Son père, qui, indépendant de son état d'architecte, était sculpteur en ivoire, et très-habile musicien sur la flûte, entra dans la compagnie des musiciens de la ville et fut aimé des premiers Médicis, ces citoyens élevés par les richesses à la tyrannie volontaire de leur patrie.

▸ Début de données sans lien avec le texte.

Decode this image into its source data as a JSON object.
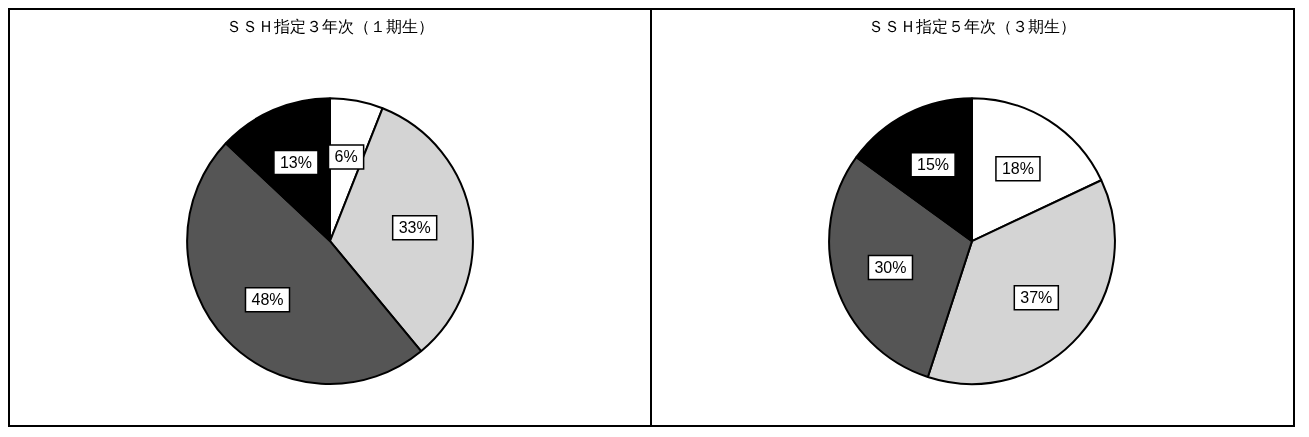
{
  "chart_data": [
    {
      "type": "pie",
      "title": "ＳＳＨ指定３年次（１期生）",
      "categories": [
        null,
        null,
        null,
        null
      ],
      "values": [
        6,
        33,
        48,
        13
      ],
      "colors": [
        "#ffffff",
        "#d4d4d4",
        "#555555",
        "#000000"
      ],
      "value_labels": [
        "6%",
        "33%",
        "48%",
        "13%"
      ],
      "legend": false
    },
    {
      "type": "pie",
      "title": "ＳＳＨ指定５年次（３期生）",
      "categories": [
        null,
        null,
        null,
        null
      ],
      "values": [
        18,
        37,
        30,
        15
      ],
      "colors": [
        "#ffffff",
        "#d4d4d4",
        "#555555",
        "#000000"
      ],
      "value_labels": [
        "18%",
        "37%",
        "30%",
        "15%"
      ],
      "legend": false
    }
  ]
}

Quelque temps après, il rentra dans la confrérie des flûteurs de la Seigneurie. À cette époque, qui précédait celle de ma naissance, ces flûteurs étaient d'honorables artisans qui travaillaient en laine ou en soie; ce qui fut cause que mon père ne dédaigna point d'être leur confrère. Son plus grand désir était que je pusse devenir un jour un excellent joueur de flûte; et mon plus grand chagrin était de lui entendre dire que, si je le voulais, je serais dans cet art le premier homme du monde. Mon père, comme je l'ai déjà dit, était un grand serviteur et un zélé partisan de la maison Médicis. Lorsque Pierre fut banni de Florence, il lui confia des choses de la plus haute importance. Depuis, le magnifique Pierre Soderini étant mis à la tête du gouvernement, et mon père étant à son service en qualité de flûteur, il employa ses talents à des ouvrages plus relevés. J'étais bien jeune encore, et cependant on me faisait faire la basse dans le concert de la Seigneurie. J'y jouais de la flûte, porté par un domestique, afin que je pusse lire plus facilement la musique. Le gonfalonier Soderini se plaisait souvent à me faire babiller, me donnait des bonbons, et disait à mon père: Maître Jean, ne négligez pas de lui donner vos autres talents. Je veux, lui répondait-il, qu'il ne fasse autre chose que composer et jouer de la flûte, parce que, si Dieu lui prête vie, il sera le premier homme du monde dans cette profession; mais un des vieux sénateurs lui dit: Maître Jean, faites ce que vous dit le gonfalonier, parce que cet enfant sera quelque chose de plus qu'un joueur de flûte. Quelque temps après, les Médicis furent rappelés à Florence. Le cardinal, qui fut depuis Léon X, fit mille caresses à mon père. Quelques jours après, arriva la nouvelle de la mort du pape Jules II, et ce cardinal, étant allé à Rome, fut élu pape, contre l'attente de tout le monde. Mon père fut appelé auprès de lui, mais il refusa de s'y rendre; et, pour l'en punir, le gonfalonier Salviati lui ôta sa place de flûteur au palais.